In Wemindji, the derby generated significant buzz in the community, with 47 women registering in the adult category. Many expanded their social networks, sharing boats with other participants, while other community members came to watch the weigh station and share in the harvest.
To appease the men, there were also prizes for best guide and total boat weight.
“I like to joke that Wemindji is small enough that everybody knows everyone, but just big enough that we don’t get sick of each other,” said Stewart’s husband Bradley Georgekish, who helped organize the event with Leon Asquabaneskum.
“The idea was to allow a new group of people to experience James Bay and fishing out there,” Georgekish added. “It brought a new element for a lot of couples – it’s a new way to date.”
Shania Georgekish won the $4,000 grand prize, while Kayla Visitor and Tara Matches placed second and third, respectively. Tiffany Mark won the 15-and-under category as the only girl to catch a fish. Best guide award went to Melvin Kakabat.
“They were coming back really tired but full of smiles and, at the end of the day, some with sunburns,” said Georgekish. “There were a lot of first-time derby participants, women who had fished before but casually. They had such a good time, now they’re going fishing on evenings and weekends.”

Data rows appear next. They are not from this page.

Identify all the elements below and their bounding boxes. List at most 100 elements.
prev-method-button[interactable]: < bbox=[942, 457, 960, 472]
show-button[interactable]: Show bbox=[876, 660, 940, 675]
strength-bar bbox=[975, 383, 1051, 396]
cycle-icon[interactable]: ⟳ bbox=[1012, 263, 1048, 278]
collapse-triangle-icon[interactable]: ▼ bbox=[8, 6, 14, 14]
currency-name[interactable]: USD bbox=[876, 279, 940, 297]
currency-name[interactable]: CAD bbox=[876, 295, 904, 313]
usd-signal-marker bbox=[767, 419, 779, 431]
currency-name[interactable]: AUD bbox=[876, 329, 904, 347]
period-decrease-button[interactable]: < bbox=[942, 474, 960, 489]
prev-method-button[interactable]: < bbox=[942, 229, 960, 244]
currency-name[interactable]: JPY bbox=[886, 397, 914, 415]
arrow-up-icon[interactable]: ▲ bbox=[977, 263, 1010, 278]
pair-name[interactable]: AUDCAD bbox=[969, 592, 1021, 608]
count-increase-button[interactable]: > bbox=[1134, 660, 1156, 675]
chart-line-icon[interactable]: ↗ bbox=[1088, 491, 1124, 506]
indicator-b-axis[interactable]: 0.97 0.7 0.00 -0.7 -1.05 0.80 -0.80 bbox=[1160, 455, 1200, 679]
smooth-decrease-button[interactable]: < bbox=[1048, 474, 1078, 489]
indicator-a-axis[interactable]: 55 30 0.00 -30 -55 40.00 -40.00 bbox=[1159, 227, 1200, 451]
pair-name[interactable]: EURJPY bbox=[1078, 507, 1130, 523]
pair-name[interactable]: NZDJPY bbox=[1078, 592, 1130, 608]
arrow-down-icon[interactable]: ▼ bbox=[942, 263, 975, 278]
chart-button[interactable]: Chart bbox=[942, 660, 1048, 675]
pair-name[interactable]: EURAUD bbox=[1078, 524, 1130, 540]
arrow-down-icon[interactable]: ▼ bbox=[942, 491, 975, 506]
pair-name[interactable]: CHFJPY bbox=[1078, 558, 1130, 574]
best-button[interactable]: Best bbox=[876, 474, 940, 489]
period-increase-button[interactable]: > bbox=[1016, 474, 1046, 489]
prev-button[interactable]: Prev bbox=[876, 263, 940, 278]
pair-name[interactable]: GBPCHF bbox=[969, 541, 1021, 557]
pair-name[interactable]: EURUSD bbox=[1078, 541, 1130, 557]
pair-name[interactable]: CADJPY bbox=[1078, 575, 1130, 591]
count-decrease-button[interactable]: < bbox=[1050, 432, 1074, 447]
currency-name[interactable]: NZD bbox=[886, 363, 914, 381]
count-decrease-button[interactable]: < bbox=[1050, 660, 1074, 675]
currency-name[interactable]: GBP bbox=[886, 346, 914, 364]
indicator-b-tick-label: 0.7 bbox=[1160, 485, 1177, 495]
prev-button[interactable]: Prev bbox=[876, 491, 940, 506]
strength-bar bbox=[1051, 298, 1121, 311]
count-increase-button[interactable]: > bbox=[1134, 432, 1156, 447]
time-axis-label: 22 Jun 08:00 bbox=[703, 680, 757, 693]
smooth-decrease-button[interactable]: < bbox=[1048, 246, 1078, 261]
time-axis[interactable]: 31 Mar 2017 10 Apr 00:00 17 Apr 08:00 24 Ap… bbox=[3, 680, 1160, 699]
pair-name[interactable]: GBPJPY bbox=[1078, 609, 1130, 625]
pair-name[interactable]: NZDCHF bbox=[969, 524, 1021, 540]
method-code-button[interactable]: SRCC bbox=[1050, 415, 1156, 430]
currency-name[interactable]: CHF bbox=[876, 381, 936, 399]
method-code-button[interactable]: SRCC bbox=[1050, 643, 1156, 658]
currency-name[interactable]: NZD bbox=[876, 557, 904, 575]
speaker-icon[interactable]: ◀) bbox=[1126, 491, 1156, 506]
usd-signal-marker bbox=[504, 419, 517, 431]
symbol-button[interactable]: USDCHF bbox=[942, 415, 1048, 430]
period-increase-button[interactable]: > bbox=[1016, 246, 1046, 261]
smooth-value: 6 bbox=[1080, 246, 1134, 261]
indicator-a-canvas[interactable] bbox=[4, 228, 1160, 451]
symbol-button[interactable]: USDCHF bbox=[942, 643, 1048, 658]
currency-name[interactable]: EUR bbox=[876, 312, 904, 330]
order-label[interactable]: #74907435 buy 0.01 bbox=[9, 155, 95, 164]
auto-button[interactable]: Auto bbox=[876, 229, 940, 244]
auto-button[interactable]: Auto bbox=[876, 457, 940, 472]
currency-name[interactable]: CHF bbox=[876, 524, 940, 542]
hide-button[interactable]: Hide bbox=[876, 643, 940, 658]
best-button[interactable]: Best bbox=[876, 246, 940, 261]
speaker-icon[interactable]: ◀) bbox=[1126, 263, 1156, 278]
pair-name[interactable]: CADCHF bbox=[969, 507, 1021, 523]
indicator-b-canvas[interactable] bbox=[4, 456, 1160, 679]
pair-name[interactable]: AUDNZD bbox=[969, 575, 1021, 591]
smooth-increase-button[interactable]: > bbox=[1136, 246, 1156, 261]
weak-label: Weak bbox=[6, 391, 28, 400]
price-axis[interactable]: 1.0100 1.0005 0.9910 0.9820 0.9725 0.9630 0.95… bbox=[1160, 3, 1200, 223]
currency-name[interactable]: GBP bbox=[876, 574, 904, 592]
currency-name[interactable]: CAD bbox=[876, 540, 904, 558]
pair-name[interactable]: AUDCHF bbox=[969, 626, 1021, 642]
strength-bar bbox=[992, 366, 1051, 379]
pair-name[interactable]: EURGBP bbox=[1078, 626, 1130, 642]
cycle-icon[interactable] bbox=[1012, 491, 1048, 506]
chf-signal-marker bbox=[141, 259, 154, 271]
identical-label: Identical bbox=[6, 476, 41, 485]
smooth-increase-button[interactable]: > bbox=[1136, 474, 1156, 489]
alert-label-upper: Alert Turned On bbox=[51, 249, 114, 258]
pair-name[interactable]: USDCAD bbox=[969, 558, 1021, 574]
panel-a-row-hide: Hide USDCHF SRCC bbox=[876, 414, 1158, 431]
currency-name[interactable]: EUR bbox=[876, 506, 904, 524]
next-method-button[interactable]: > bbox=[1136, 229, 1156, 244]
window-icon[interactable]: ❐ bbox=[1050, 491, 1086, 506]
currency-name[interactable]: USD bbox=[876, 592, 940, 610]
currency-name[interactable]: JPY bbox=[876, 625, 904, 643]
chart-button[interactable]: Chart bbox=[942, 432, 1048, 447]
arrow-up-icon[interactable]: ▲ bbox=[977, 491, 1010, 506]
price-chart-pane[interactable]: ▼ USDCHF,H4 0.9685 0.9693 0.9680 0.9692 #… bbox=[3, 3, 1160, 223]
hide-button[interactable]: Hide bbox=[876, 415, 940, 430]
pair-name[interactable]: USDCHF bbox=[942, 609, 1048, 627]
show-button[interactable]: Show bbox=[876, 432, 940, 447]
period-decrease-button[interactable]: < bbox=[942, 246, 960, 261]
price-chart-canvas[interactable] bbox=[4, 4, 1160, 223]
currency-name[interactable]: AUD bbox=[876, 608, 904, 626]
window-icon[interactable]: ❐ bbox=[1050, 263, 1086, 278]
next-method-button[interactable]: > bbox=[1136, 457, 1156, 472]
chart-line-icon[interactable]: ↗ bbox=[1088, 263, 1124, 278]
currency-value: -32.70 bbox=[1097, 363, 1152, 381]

Stewart thanked the sponsors and everyone who helped make the event so successful, suggesting it should become an annual event, possibly a family derby. Since the Wemindji sports and recreation department has begun hosting derbies, Georgekish has observe more community members buying boats and spending more time on the land.
“It’s a fishing derby but we have measurable social impacts, and the results are all positive,” Georgekish said. “From an organizing point of view, it’s never been about prizes but about teaching the younger generation the navigation routes, traditional names of places and fish location – it’s about the land and actively knowing the territory.”
Meanwhile, at Nemaska’s Lac Jolliet team fishing derby July 2-4, the Awehsha team of Michael Mianscum and Norman Matoush won the $12,000 first prize, followed by Team Blacksmith and Purple Jello. Awehsha, Purple Jello and 2 Bear each won a prize for biggest walleye of the day.
For biggest pike, the winner was KM 568, comprised of Mark and Frederick Chiskamish and Kevin Sealhunter, followed by King Fisher and Hooker.
At Waskaganish’s fishing July 17-18, Mark Pepabano took home the $13,875 jackpot in the walleye derby, followed by Anson Weistche, Bradley Iserhoff, Cathy Stevens and Jacqueline Salt. Salt won biggest fish on both days, while Dylan Erless and Weistche also won prizes. Gabriel Blackned caught the biggest pike.
Ouje-Bougoumou’s fishing derby the same weekend saw Donovan, Dion and Sammy of Team Blacksmith take the first prize of $15,000, followed by Miquelon and Rapala. The Walleye Stalkers comprised of Nick Bosum and Sherry Dixon won the biggest pike competition, followed by Nemaska and Legends.
Ouje Economic Development Director Ron Simard said he had never seen so many people come out for a fishing derby.